The physician will then test the shoulder for areas of tenderness. This involves a physical exam as well as testing the available range of motion and the strength of the shoulder joint.

If your physician suspects that you’ve suffered a part or complete tear, an X-ray and/or MRI may be ordered.

Throughout the exam and diagnostic imaging, your physician will also try to rule out any other conditions that can cause similar symptoms. This might include simple tests to determine if your symptoms are related to things such as a compressed nerve in the neck or the onset of shoulder arthritis.
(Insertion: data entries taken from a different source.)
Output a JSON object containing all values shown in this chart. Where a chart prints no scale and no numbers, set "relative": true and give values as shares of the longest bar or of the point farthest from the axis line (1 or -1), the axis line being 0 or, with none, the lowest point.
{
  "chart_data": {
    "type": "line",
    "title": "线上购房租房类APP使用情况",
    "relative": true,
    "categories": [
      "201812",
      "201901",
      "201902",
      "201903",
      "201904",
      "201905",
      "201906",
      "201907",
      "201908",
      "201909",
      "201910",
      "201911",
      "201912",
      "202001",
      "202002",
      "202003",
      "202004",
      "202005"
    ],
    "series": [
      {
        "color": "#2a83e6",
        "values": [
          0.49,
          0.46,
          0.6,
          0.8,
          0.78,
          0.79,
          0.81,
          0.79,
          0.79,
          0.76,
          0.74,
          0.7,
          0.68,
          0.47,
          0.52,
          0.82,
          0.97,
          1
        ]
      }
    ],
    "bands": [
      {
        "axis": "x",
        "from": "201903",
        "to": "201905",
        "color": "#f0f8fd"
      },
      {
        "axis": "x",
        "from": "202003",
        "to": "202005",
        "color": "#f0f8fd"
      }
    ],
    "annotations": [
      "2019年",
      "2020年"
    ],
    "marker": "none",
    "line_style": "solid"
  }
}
Treatment For Rotator Cuff Tendonitis

The first step in treating rotator cuff tendonitis includes starts with reducing any swelling and inflammation. As the discomfort abates physical therapy focuses on strengthening muscles as well as improving your shoulder’s range of motion. Treatments may include:

  • Rest or activity modification
  • NSAIDs
  • Corticosteroid injections
  • Platelet-rich plasma (PRP) injections
  • Treating A Rotator Cuff Tear
  • Minor to moderate rotator cuff tears can sometimes be treated with anti-inflammatory medication, steroid injections, and a prolonged period of physical therapy. Though a more severe tear or a partial rotator cuff tear in an active individual who engages in sports or overhead work, surgery is often necessary.

This is an open arthroscopic procedure with a somewhat larger incision to fully access the complicated structures of the rotator cuff.

Recovery Time After Rotator Cuff Surgery

The recovery time after rotator cuff surgery can vary depending on if a partial or complete tear was surgically treated. You will work closely with a physical therapist to regain motion and strengthen the shoulder.

Recovery time can vary, but most people see a full recovery after rotator cuff surgery in roughly four to six months. Though it might take longer than that to return to heavy lifting vigorous athletic activities.